Now that the IMF has greenlighted the next $1 billion of the Extended Fund Facility (EFF), even though it made the government bend over backwards for it, a new dilemma starts for the ruling party as well as the people. That’s because, despite all the limitations of IMF’s so-called prior conditions, the program has been sold as bullish for the economy. Sure, it will enable the government to borrow more and at better rates, but everybody knows that none of it, neither this $1b nor other loans it will facilitate, is going to do anything for the ordinary people whatsoever. On the contrary, they are going to have to pay for it, quite literally, since the additional taxes and withdrawal of subsidies that made the resumption of the EFF possible will go out of their pockets and into the state’s vaults.
It ought to worry the state bank that inflation is not coming down, nor is it likely to in the near term. And with the government preparing to present an election year budget in a few months, which will have to give primacy to growth, chances of prices spiralling even more out of control become that much stronger. That’s why the ruling party knows that more than the passage of the SBP Amendment Bill in the Senate the other day, it was celebrating the loss of face suffered by the opposition.

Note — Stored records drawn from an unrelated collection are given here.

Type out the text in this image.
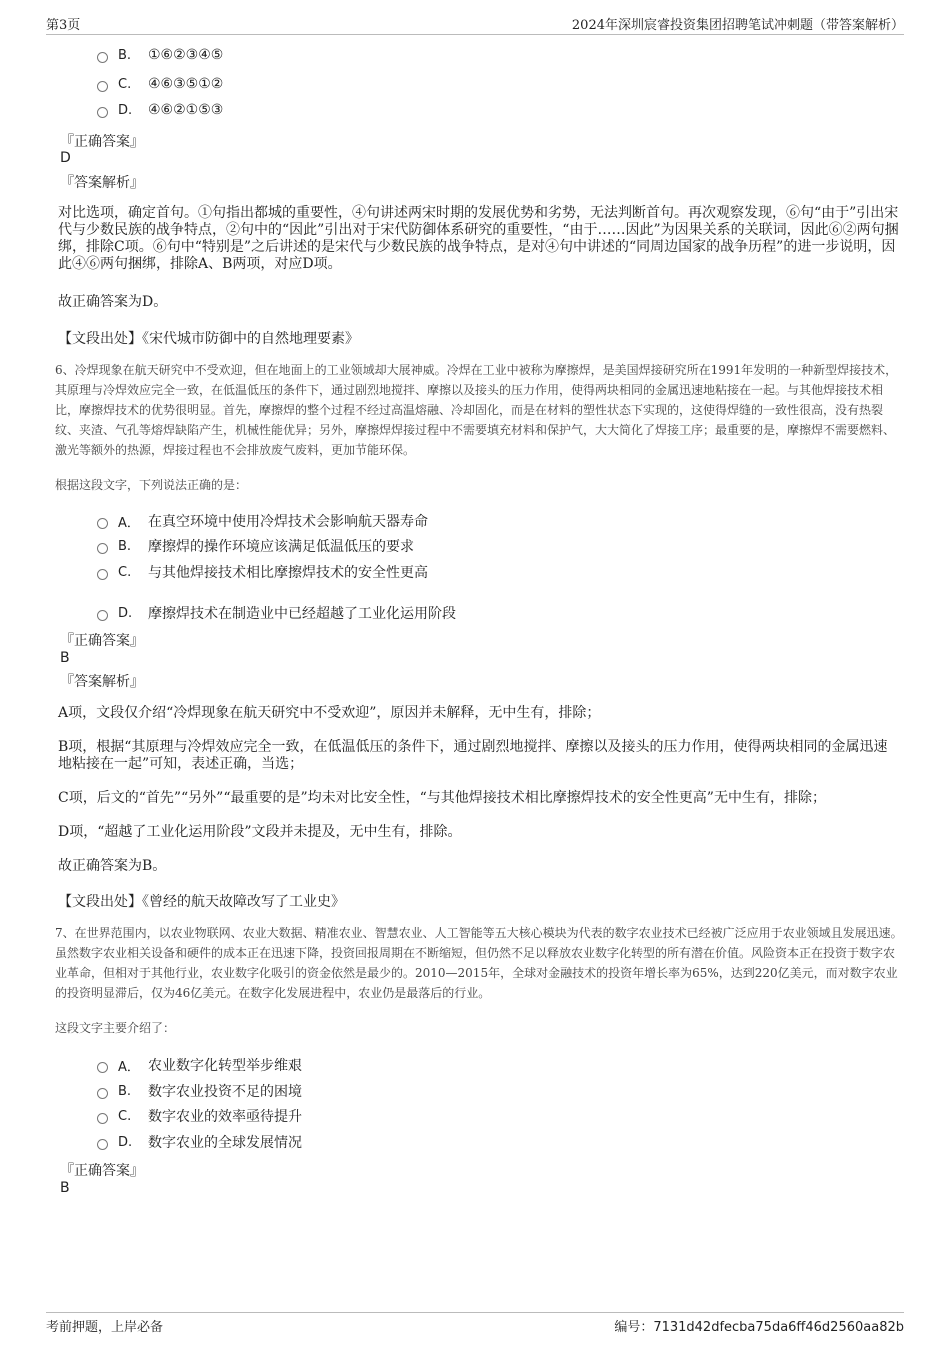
第3页	2024年深圳宸睿投资集团招聘笔试冲刺题（带答案解析）
B.	①⑥②③④⑤
C.	④⑥③⑤①②
D.	④⑥②①⑤③
『正确答案』
D
『答案解析』
对比选项，确定首句。①句指出都城的重要性，④句讲述两宋时期的发展优势和劣势，无法判断首句。再次观察发现，⑥句“由于”引出宋代与少数民族的战争特点，②句中的“因此”引出对于宋代防御体系研究的重要性，“由于……因此”为因果关系的关联词，因此⑥②两句捆绑，排除C项。⑥句中“特别是”之后讲述的是宋代与少数民族的战争特点，是对④句中讲述的“同周边国家的战争历程”的进一步说明，因此④⑥两句捆绑，排除A、B两项，对应D项。
故正确答案为D。
【文段出处】《宋代城市防御中的自然地理要素》
6、冷焊现象在航天研究中不受欢迎，但在地面上的工业领域却大展神威。冷焊在工业中被称为摩擦焊，是美国焊接研究所在1991年发明的一种新型焊接技术，其原理与冷焊效应完全一致，在低温低压的条件下，通过剧烈地搅拌、摩擦以及接头的压力作用，使得两块相同的金属迅速地粘接在一起。与其他焊接技术相比，摩擦焊技术的优势很明显。首先，摩擦焊的整个过程不经过高温熔融、冷却固化，而是在材料的塑性状态下实现的，这使得焊缝的一致性很高，没有热裂纹、夹渣、气孔等熔焊缺陷产生，机械性能优异；另外，摩擦焊焊接过程中不需要填充材料和保护气，大大简化了焊接工序；最重要的是，摩擦焊不需要燃料、激光等额外的热源，焊接过程也不会排放废气废料，更加节能环保。
根据这段文字，下列说法正确的是：
A． 在真空环境中使用冷焊技术会影响航天器寿命
B.	摩擦焊的操作环境应该满足低温低压的要求
C.	与其他焊接技术相比摩擦焊技术的安全性更高
D.	摩擦焊技术在制造业中已经超越了工业化运用阶段
『正确答案』
B
『答案解析』
A项，文段仅介绍“冷焊现象在航天研究中不受欢迎”，原因并未解释，无中生有，排除；
B项，根据“其原理与冷焊效应完全一致，在低温低压的条件下，通过剧烈地搅拌、摩擦以及接头的压力作用，使得两块相同的金属迅速地粘接在一起”可知，表述正确，当选；
C项，后文的“首先”“另外”“最重要的是”均未对比安全性，“与其他焊接技术相比摩擦焊技术的安全性更高”无中生有，排除；
D项，“超越了工业化运用阶段”文段并未提及，无中生有，排除。
故正确答案为B。
【文段出处】《曾经的航天故障改写了工业史》
7、在世界范围内，以农业物联网、农业大数据、精准农业、智慧农业、人工智能等五大核心模块为代表的数字农业技术已经被广泛应用于农业领域且发展迅速。虽然数字农业相关设备和硬件的成本正在迅速下降，投资回报周期在不断缩短，但仍然不足以释放农业数字化转型的所有潜在价值。风险资本正在投资于数字农业革命，但相对于其他行业，农业数字化吸引的资金依然是最少的。2010—2015年，全球对金融技术的投资年增长率为65%，达到220亿美元，而对数字农业的投资明显滞后，仅为46亿美元。在数字化发展进程中，农业仍是最落后的行业。
这段文字主要介绍了：
A． 农业数字化转型举步维艰
B.	数字农业投资不足的困境
C.	数字农业的效率亟待提升
D.	数字农业的全球发展情况
『正确答案』
B
考前押题，上岸必备	编号：7131d42dfecba75da6ff46d2560aa82b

Both the central bank and the finance ministry have painted rosy pictures of the economy in their recent reports. But a lot of what they said ignored ground realities; like blaming only international commodity prices for Pakistan’s particular level of inflation, not giving much attention to the collapse of the rupee, and the chronic failure to improve the trade balance. If things work out as they expect, there will be little to worry about, of course, but there could be a severe public backlash if they don’t. Therefore, even as people welcome the resumption of the bailout program, they wait to see what comes next with bated breath.